SaaS Due Diligence Checklist: What to Verify Before You Buy

The SaaS due diligence checklist

This SaaS due diligence checklist is the practical list of what to verify before you buy a software business, so the story in the listing matches the reality in the data. Diligence is where good acquisitions are protected and bad ones are caught. Skipping it, or doing it shallowly, is how first-time buyers overpay or inherit problems they never saw coming. Work through each section below before you wire any funds. This is educational only, not investment, legal, or financial advice, and it does not guarantee the outcome of any deal.

Why diligence matters more for AI SaaS

Every SaaS acquisition needs diligence, but AI products carry extra failure modes that generic checklists miss: dependence on a single third-party model, inference costs that quietly erode margin, unclear rights to training data, and thin defensibility when the product is a simple wrapper.
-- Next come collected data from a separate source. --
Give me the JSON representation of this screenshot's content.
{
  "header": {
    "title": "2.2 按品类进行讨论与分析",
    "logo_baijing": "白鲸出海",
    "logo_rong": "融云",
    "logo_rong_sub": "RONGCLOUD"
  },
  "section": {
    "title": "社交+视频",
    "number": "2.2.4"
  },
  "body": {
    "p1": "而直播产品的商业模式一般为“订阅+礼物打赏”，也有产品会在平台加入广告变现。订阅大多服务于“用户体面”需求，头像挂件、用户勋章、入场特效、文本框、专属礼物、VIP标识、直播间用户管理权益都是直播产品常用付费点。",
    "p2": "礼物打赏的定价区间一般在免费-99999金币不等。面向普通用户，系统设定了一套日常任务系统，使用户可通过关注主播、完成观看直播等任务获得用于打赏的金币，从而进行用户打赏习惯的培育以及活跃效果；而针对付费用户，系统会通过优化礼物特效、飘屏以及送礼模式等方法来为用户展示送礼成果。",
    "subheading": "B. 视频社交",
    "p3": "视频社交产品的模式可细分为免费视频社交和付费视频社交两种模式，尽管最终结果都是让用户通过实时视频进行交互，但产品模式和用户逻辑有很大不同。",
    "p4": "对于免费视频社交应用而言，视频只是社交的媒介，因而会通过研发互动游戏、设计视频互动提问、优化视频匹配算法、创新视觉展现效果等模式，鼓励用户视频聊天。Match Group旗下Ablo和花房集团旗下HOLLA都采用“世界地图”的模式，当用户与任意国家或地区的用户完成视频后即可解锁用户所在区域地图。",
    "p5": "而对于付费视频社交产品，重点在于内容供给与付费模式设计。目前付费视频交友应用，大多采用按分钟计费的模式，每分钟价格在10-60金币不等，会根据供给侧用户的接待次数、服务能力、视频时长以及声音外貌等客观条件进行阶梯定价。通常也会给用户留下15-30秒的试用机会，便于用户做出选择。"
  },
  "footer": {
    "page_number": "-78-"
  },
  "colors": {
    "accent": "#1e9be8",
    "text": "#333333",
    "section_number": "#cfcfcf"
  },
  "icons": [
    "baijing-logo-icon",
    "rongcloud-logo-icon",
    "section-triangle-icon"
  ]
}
A buyer who only checks the financials and ignores these can buy a business whose economics collapse the moment model pricing shifts. Treat the AI-specific section as essential, not optional.

Financial diligence

Confirm the money is real and the numbers reconcile to source data, not just a spreadsheet.

• Verify MRR and ARR against the billing system (Stripe, the payment processor, or bank deposits).
• Reconcile reported revenue with bank statements over at least the trailing twelve months.
• Separate recurring subscription revenue from one-off or services income.
• Confirm gross margin after all costs, including inference and model spend.
• Review expenses and add-backs to confirm true profit or SDE.
• Check for any deferred revenue, refunds, or chargeback patterns.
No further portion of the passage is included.